Salt Shakers and Bright Lights

Salt shaker with spilled salt on a black background

I met an unusual man when I was a student at Penn State.

Bro Cope stood on the steps of the Electrical Engineering building every morning (with a Bible in his hand) challenging students to repent and to change their sinful and horrible ways. His always-faithful disciples heckled Hare Krishna-s when they passed and bullied women whose dresses were too short (according to Bro). Bro told us that we were going straight to Hell, and his message was always the same….

You’re all gonna be dead a lot longer than you’re all gonna be alive!

Bro would scream: “You’re all gonna be dead a lot longer than you’re all gonna be alive!” as students walked past him without looking up. And, quite frankly, even as a student who was involved in the Penn State Lutheran Campus Ministry, I was turned away by Bro’s message every time that I listened to him speak.

Have you ever heard that you are the “salt of the earth” and the “light of the world”?

Jesus tells us that we’ve been set apart by God for a special purpose (Matthew 5:13-20). As the “salt of the earth,” we carry the message of Jesus Christ to other people, and we bear a message can bring healing and bind-up the broken-hearted and even send people away much stronger than when we first met them. As the “light of the world,” we carry the lamp of Christ’s love, and bring light to people who think that they’ve been forgotten and bring hope to people who believe that they’re trapped in darkness. As the “salt of the earth,” we bear a message that can challenge and purify what’s less than what God made it to be, and that can preserve what’s pure and holy and good. As the “light of the world,” we’re beacons of hope who shine in the darkest corners of our world and who remind people that God is always near to them.

As I prayed about salt and light last week, my eyes were opened to something new.

Salt can be used to season food, to heal wounds and to keep things from spoiling; but, Roman soldiers also used salt to poison wells and fertile soil, so that farming would be impossible for many years. Light can be helpful at night and can even be used (in the top of a lighthouse) to guide ships in dark and foggy nights; but, think for a moment about what it’s like when you’re driving on a dark road and an approaching car has its high beams on. That doesn’t feel so good, does it?

Bro Cope taught me that we need to remember that, when we’re trying to share our faith with other people, there really can be too much of a good thing.

Many people go after the “un-saved” with vigor and energy shining their high beams into the darkest places in people’s lives. Many good and faithful Christians are determined to get people to change their ways to avoid the raging fires of an eternal Hell…. And, almost every time people come on too strong, the top comes off of the salt shaker and what they are trying to season is ruined. Almost every time people shine their bright spotlights into dark corners in other people’s lives (in an effort to do something really good), they cause people to flinch and shrink back and run away. And what they’re trying to do (or what they think they’re trying to do) fails. And, why? Because, when we give people too much of what we think is a good thing, the love of Jesus can simply disappear!

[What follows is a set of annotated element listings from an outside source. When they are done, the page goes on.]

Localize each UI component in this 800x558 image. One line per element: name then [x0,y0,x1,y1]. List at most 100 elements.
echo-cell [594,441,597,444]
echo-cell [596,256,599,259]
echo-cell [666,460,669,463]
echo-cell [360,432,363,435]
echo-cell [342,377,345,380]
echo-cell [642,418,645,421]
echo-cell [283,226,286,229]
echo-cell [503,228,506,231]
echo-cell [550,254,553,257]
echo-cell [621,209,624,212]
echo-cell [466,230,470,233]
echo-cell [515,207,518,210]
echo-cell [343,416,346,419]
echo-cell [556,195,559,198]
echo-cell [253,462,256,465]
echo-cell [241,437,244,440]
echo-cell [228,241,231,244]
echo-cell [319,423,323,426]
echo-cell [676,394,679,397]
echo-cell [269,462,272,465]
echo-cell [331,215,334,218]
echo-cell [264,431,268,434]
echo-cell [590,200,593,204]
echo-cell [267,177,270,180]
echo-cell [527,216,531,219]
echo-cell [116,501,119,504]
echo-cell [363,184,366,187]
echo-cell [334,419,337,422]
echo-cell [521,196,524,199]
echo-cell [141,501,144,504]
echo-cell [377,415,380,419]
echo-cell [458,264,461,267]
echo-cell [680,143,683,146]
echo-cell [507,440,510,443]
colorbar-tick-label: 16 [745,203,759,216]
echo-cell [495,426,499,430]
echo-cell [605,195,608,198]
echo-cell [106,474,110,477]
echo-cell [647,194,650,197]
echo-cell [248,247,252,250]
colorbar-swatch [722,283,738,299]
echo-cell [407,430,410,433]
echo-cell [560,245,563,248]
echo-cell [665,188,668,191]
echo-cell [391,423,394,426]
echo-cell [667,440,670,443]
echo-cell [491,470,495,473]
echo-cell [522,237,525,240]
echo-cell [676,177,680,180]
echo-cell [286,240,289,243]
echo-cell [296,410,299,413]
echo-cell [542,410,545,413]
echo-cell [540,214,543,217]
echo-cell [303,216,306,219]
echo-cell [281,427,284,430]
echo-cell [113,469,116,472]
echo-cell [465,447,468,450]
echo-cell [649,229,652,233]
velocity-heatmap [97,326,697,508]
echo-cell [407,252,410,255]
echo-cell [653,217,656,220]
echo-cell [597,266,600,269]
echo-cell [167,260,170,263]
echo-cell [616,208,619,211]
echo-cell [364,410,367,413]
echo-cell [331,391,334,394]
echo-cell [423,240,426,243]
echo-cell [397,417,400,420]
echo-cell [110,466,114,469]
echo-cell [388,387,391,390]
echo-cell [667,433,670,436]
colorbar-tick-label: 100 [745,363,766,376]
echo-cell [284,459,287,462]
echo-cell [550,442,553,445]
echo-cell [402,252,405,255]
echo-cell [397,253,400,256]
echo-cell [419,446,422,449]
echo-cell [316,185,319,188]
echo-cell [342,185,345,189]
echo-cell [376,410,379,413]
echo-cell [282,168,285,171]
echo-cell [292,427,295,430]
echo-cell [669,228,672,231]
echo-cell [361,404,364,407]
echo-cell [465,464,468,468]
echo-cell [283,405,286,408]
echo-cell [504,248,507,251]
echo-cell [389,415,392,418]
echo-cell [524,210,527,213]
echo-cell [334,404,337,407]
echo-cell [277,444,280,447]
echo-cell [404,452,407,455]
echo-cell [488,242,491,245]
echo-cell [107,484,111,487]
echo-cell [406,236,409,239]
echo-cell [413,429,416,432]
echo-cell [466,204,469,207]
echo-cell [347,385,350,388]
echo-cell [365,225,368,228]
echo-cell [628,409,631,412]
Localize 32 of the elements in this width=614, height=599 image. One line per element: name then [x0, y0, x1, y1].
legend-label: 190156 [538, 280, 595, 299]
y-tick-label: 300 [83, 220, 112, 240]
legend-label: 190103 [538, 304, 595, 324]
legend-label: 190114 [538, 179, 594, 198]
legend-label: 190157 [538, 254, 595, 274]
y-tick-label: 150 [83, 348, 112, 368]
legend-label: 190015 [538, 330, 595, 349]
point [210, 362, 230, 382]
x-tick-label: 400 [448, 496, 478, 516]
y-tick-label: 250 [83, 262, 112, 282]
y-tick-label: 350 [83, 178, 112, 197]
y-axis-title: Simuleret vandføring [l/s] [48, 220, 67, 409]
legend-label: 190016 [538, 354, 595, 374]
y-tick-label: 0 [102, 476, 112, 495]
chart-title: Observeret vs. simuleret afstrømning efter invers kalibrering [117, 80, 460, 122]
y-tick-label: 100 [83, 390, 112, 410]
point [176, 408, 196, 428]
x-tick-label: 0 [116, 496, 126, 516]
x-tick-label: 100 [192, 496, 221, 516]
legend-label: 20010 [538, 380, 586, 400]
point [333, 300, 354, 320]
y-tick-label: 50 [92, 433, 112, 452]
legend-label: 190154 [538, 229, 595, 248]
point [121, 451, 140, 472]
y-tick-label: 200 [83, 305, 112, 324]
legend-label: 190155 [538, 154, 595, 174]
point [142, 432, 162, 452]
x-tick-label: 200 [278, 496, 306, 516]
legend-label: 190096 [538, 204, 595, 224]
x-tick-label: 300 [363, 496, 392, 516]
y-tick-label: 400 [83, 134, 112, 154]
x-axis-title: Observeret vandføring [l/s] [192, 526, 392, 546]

Some of us are really good at sharing our faith with other people, and some of us would rather walk across a bed of hot coals than talk with another person about God.

But, this week, I’d like to challenge you to think about something. Some of us share our faith with others by talking about God. Others share their faith by doing acts of love and kindness. We all tell people what we believe about God when we speak to them in kind and generous ways. We all tell people what we believe about God when we extend fiery judgment and condemnation. And, as we share what we believe about God (however we choose to do it), we either season and preserve, or poison the well. We either shine with the love of Jesus, or we burn other people’s eyes with our high beams.

You are the “salt of the earth” and the “light of the world.” You are an important part of what God’s doing in the world today, and what you do really matters.

And this week, as you’re doing all of those things, please remember that you can scream at the sinners, or use your salt and light with love and care. You can drive people away in horror by igniting the fires of raging Hell beneath their feet, or you can tell them a story about God’s love in gentle, Christ-filled and loving ways.